BACKGROUND: While aspirin is a well-established and generally effective anti-platelet agent, considerable inter-individual variation in drug response exists, for which mechanisms are not completely understood. Metabolomics allows for extensive measurement of small molecules in biological samples, enabling detailed mapping of pathways involved in drug response.
METHODS: We used a mass-spectrometry-based metabolomics platform to investigate the changes in the serum oxylipid metabolome induced by an aspirin intervention (14 days, 81 mg/day) in healthy subjects (n=156).
RESULTS: We observed a global decrease in serum oxylipids in response to aspirin (25 metabolites decreased out of 30 measured), regardless of sex.
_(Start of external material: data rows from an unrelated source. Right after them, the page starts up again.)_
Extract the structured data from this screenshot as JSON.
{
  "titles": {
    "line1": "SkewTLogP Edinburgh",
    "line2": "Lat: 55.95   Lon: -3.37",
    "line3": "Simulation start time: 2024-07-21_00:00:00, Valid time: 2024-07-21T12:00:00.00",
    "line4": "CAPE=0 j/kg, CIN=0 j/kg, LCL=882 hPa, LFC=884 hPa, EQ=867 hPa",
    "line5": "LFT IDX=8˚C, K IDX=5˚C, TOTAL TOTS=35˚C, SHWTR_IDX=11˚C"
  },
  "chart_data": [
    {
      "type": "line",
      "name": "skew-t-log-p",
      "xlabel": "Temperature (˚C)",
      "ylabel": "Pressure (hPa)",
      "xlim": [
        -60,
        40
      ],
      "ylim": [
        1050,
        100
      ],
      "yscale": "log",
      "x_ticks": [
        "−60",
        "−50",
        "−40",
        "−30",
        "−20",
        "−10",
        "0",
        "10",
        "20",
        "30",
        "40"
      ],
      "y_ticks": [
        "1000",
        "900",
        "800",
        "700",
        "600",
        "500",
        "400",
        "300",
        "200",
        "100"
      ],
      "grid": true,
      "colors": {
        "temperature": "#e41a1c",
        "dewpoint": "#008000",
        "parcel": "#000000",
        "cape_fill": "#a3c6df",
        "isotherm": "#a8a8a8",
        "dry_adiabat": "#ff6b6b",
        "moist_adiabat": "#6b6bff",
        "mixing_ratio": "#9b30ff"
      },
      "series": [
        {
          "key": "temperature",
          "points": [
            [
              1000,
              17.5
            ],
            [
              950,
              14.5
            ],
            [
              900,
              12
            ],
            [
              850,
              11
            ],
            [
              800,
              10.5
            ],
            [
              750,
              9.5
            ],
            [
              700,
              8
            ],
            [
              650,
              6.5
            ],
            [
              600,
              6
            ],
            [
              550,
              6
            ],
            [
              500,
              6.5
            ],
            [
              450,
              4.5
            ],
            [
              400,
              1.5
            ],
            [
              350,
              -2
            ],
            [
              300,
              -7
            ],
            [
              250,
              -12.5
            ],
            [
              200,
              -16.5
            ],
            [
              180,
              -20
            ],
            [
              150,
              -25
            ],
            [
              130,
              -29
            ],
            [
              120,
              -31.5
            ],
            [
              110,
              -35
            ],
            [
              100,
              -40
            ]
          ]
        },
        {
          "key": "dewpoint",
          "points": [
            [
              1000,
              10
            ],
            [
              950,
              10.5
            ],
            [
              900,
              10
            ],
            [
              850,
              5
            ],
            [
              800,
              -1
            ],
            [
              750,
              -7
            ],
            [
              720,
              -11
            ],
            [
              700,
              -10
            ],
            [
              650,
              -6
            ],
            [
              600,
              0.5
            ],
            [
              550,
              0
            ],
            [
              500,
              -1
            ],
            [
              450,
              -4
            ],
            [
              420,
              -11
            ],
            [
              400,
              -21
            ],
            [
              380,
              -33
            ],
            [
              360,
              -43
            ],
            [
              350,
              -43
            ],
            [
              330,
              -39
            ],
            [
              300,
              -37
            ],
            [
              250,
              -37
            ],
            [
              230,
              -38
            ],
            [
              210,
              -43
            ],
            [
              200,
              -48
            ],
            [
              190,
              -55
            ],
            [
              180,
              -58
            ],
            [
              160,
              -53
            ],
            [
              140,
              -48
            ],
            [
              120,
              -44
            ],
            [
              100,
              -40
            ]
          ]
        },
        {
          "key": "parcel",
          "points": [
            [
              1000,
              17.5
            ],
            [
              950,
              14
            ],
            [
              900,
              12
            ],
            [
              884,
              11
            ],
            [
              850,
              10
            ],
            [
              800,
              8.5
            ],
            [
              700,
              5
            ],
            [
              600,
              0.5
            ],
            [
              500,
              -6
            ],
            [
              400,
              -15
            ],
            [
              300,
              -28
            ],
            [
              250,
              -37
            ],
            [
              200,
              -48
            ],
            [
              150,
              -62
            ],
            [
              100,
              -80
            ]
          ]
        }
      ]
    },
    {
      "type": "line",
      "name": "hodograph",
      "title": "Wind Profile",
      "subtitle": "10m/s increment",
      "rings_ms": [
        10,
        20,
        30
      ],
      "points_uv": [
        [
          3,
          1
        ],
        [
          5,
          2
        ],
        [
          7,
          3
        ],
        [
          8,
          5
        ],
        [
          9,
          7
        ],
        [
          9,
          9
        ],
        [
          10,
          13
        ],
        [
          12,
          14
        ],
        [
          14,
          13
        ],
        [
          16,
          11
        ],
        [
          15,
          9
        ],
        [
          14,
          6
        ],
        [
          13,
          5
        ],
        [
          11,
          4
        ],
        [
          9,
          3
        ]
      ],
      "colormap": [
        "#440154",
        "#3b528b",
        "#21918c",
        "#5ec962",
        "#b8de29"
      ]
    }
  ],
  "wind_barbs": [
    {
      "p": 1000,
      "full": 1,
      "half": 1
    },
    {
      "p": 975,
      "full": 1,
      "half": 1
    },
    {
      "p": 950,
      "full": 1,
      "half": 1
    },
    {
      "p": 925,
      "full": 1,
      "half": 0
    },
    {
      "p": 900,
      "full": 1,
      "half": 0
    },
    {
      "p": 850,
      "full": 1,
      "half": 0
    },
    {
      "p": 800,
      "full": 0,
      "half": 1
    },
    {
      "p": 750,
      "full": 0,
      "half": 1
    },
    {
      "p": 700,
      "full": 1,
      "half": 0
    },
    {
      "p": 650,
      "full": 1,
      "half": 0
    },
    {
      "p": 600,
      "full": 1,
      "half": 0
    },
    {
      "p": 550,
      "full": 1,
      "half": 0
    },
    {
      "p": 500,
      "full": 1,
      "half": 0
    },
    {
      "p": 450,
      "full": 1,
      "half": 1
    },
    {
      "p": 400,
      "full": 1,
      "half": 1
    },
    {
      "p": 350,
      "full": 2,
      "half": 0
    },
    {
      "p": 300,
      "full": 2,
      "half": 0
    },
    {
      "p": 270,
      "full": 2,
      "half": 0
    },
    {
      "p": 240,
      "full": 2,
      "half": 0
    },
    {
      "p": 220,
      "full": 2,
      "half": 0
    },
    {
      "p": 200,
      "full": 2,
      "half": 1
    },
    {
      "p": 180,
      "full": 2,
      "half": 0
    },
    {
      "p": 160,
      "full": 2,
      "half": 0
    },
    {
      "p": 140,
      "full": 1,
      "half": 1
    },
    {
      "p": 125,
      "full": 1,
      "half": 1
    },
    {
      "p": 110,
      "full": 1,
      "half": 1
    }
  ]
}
This decrease was concomitant with a significant decrease in serum linoleic acid levels (−19%, p=1.3 10-5), one of the main precursors for oxylipid synthesis. Interestingly, several linoleic acid-derived oxylipids were not significantly associated with arachidonic-induced ex vivo platelet aggregation, a widely accepted marker of aspirin response, but were significantly correlated with platelet reactivity in response to collagen.
CONCLUSION: Together, these results suggest that linoleic acid-derived oxylipids may contribute to the non-COX1 mediated variability in response to aspirin. Pharmacometabolomics allowed for more comprehensive interrogation of mechanisms of action of low dose aspirin and of variation in aspirin response.